With HYBRIT, a research and development initiative that is being pursued in collaboration with SSAB and Vattenfall, new methods for producing steel with hydrogen instead of coal are emerging, as are processes for producing sponge iron (DRI) for use in steelmaking for the global steel industry. Another groundbreaking initiative is the extraction of critical minerals from mine waste at the company’s own sites; minerals that are in demand in the agriculture sector and are essential for a future leap forward in green technology.
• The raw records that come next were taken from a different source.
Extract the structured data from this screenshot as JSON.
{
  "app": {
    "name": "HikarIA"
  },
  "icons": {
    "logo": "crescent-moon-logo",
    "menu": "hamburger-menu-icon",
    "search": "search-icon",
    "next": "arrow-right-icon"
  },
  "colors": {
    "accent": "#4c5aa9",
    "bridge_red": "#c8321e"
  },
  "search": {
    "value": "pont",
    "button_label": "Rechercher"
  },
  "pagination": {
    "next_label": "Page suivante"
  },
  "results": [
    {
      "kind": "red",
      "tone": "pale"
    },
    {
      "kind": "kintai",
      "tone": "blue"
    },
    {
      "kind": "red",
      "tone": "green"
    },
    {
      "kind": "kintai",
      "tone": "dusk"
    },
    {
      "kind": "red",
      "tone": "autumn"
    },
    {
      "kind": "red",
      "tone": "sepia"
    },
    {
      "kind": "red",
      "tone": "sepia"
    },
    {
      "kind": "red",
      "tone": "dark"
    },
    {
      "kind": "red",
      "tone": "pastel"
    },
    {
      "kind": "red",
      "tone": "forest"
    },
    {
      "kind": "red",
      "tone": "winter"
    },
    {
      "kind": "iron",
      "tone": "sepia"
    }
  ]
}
“The mining and minerals industry has a two-fold opportunity to contribute to meeting the global climate targets. This will mean supplying society with the minerals and metals that are key ingredients in future agriculture, electric vehicles, batteries, and wind and solar farms, and reducing the industry’s own impact on the climate,” explains Anna Lidbom.
A joint effort is needed
To be more sustainable, LKAB also works on an ongoing basis with everything from improvements in resource efficiency and land use to issues surrounding landfilling and water discharge. Among other things, the company recovers and recycles hot air from its operations, and 75 percent of all water from its processes.
Both Anna and Roger are quick to emphasize that the transition and the journey towards freedom from fossil fuel cannot be accomplished by LKAB on its own. Politicians, public administrations and collaborative partners also have to start to think new, think big and roll up their sleeves. Electricity supply and power infrastructure must be developed, and permitting processes have to be streamlined if the industry, and Sweden, are to meet the climate targets.
“Step by step, we are moving towards a circular carbon-dioxide-free operation. Fundamentally, it is a matter of transforming a thousand-year-old technology. An undertaking on this scale really demands an effort on the part of all of society. Partnership and collaboration are fundamental for achieving this. It is pleasing to note that many people want to join us on the journey towards the ‘New Iron Age’, which gives us a very good reason to believe in it,” concludes Roger Karlsson.